Na segunda-feira, o presidente do Banco Central deu uma aula de economia (em português hermético), monologando com um "interlocutor imaginário" ao qual ensinou que o caminho para a recuperação "passa pela capilarização dos efeitos da política monetária, que começa justamente em setores mais sensíveis ao crédito, se transmite em seguida à demanda por bens intermediários e, a partir do aumento dos níveis de produção desses setores, acaba induzindo um aumento da massa salarial". Ou não. Nos últimos nove anos, os efeitos da política monetária secaram as veias da escumalha, arruinaram as empresas, reduziram a massa salarial e produziram os maiores índices de desemprego dos últimos 20 anos.

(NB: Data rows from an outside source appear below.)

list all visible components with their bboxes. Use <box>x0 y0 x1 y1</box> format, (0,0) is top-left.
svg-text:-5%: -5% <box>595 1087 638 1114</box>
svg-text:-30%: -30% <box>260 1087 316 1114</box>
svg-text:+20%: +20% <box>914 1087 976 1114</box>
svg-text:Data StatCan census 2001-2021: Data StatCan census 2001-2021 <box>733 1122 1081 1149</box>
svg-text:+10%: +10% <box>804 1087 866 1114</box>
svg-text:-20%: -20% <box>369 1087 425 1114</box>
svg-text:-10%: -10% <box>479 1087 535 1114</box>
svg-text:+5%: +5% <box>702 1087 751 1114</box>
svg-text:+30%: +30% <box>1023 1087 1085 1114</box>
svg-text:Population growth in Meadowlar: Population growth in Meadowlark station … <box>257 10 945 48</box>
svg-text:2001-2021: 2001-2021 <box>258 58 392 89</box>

A aula do doutor Meirelles foi inquietante. É um texto tenso, encalacrado, como muitos monólogos com interlocutores imaginários. Quem tem o gosto de ler os serenos pronunciamentos de Alan Greenspan, o presidente do Banco Central americano, atemoriza-se diante de Meirelles. Ele bota medo nas pessoas. Ao fim de sua exposição, ensinou:
"É necessário resistir ao apelo fácil dos cantos de falsas sereias que nos convidam a repetir os erros do passado. Trazer de volta déficits primários e baixar os juros artificialmente, sem reduzir de forma consistente o risco Brasil, seria repetir a mesma série de desastres vivida pela economia brasileira nas últimas décadas. Não é isso que espera de nós a sociedade brasileira. Não é isso o que faremos".
O doutor produziu uma peroração de mitingueiro estudantil. Pelo seguinte:
Qualificou como catastróficas as conseqüências de uma política diferente da sua, mas quem produziu catástrofe em 2003 foi uma ekipe da qual faz parte Henrique Meirelles. Os juros altos de Meirelles não são necessariamente reais e os dos outros também não são necessariamente artificiais. Sabe-se apenas que os dele são ruinosos.
Referiu-se aos "desastres" das "últimas décadas". Não disse quantas são as décadas. Se são duas, tudo bem. Além daí o doutor não deve ir. Em 1974 o Brasil crescia a 10% ao ano.
Se Meirelles faz contas com a mesmo lógica com que sustenta seus pontos de vista, o Brasil vai à breca. Não há "falsas sereias". Como elas não existem, não podem ser verdadeiras. Seria como dizer que o Banco Central e o Ministério da Fazenda foram tomados por falsos Curupiras que ensinam o caminho errado a Macunaíma.
Há algo de Curupira no no governo de Lula, no doutor Meirelles e nos seus ilustres colegas de ekipekonômica. O indiozinho peludo de dentes verdes da sabedoria indígena brasileira ilude os caçadores porque tem os pés voltados para trás. Pensa-se que ele foi para a frente e ele andou para trás. Como o governo, que em janeiro do ano passado anunciou um crescimento de 2,8% do PIB, prometeu um "espetáculo do crescimento" para julho e fechou o ano com uma contração econômica de 0,2%.
Meirelles é um veterano Curupira. Em janeiro de 1999 ele dizia que em 2001 e 2002 o Brasil cresceria a taxas de 7% ao ano. Não se chegou a 2%.